Description of the trainee/scholar's research project and progress:

My thesis project involves working with a publicly available resource called Hetionet, which is a heterogeneous network that contains pharmacological and biological information. This network depicts information in the form of nodes and edges of different types: nodes represent biological and pharmacological entities and edges represent relationships each entity may share with itself or another. This network has been used for important tasks such as drug repurposing and the discovery of novel disease-gene associations. In principle, the network can be used to predict edges between any type of biomedical entity included in the network. Despite the network's usefulness, majority of the data comes from human-curated databases. These databases, although open, take a significant amount of time to update. Curators must read many scientific papers and extract important information and key conclusions.

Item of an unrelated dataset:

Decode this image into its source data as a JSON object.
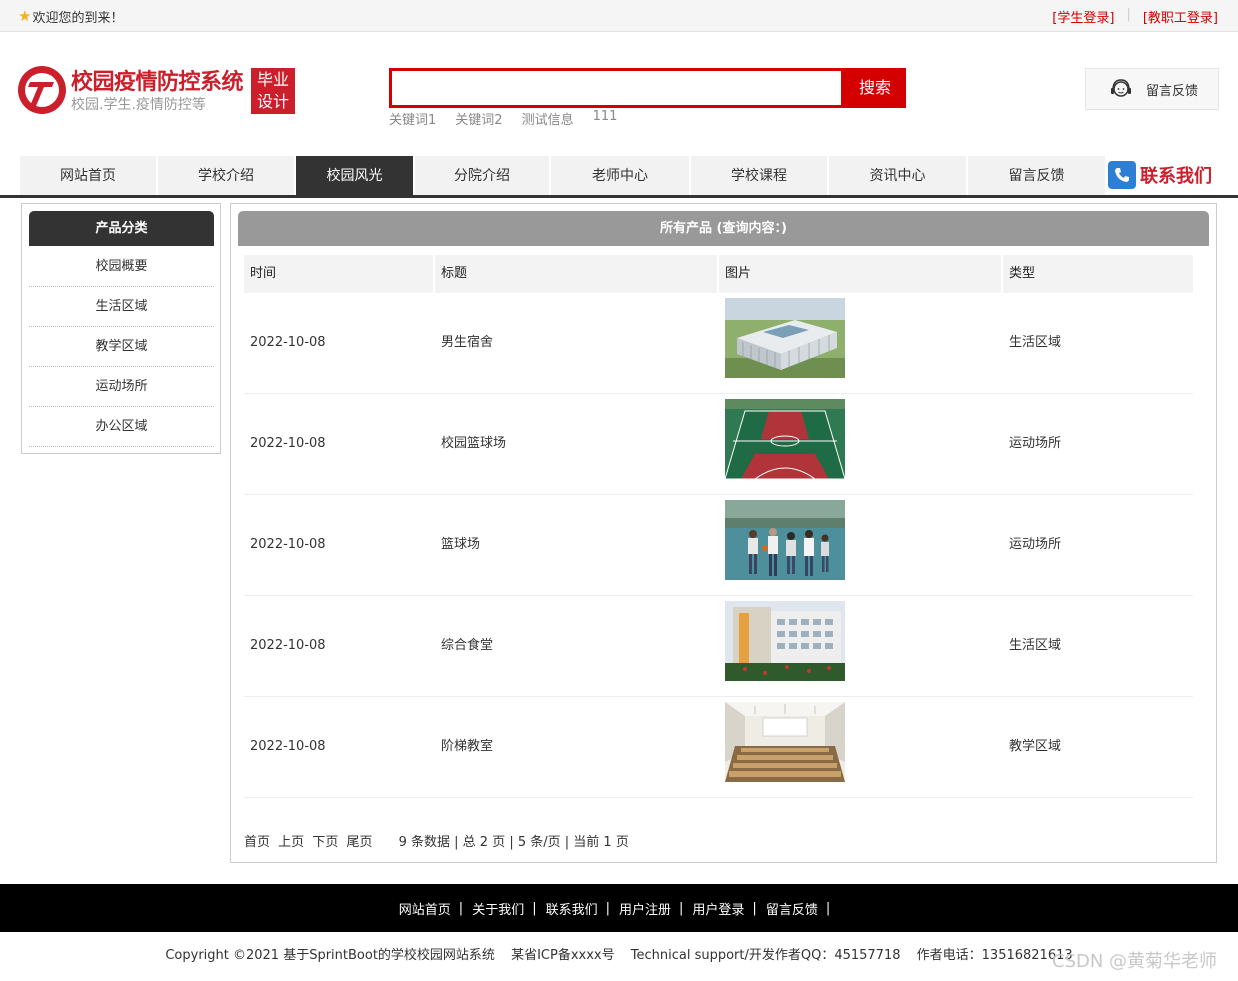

Given the pace of publishing and level of funding for databases, these databases cannot remain current. The proposed solution for this bottleneck is my first aim, which is designing a system to quickly scan and extract important information and key conclusions from Pubmed abstracts (Manuscript Pending). My second aim is to construct a novel method that will combine deep learning and Hetionet to make novel biological discoveries via predicting new edges between entities.

Ashley Robbins

PhD Candidate, Neuroscience
Mentor: Beverly Davidson, PhD

Description of the trainee/scholar's research project and progress:

The majority of genes implicated in neurodegenerative disorders are widely expressed yet trigger dysfunction in only a subset of neural cell populations. My research focuses on investigating this differential disease vulnerability in the context of a progressive degenerative disorder that primarily affects the cerebellum, a region of the central nervous system that is important for voluntary movement and motor coordination. My thesis project aims to characterize cell-type-specific differential gene expression across the cerebellum that could contribute to regional and cell-type vulnerability. In order to achieve this I am constructing a single-cell resolution, spatiotemporal transcriptome map of the cerebellum across normal aging and disease progression, in a murine disease model using high-throughput single-nuclei RNA sequencing (snRNA-seq). The long-term goal of this project is to gain insights into the cell-type contribution to disease pathology and identify novel therapeutic targets for in vivo validation.

Alexa Woodword, MS

PhD Candidate, Epidemiology
Mentor: Jason Moore, PhD

Description of the trainee/scholar's research project and progress:

My research interests span genetic epidemiology and bioinformatics and center around capturing and characterizing genetic and other types of heterogeneity in complex diseases. My current project focuses on using rule-based machine learning to improve our understanding of genetic and epigenetic heterogeneity in IDH-WT glioblastoma. The goals of my research are to use interpretable machine learning methods on population level data to identify clinically relevant  features or combinations of features that can inform potential biomarkers, targets for therapies, or other advancements in precision medicine.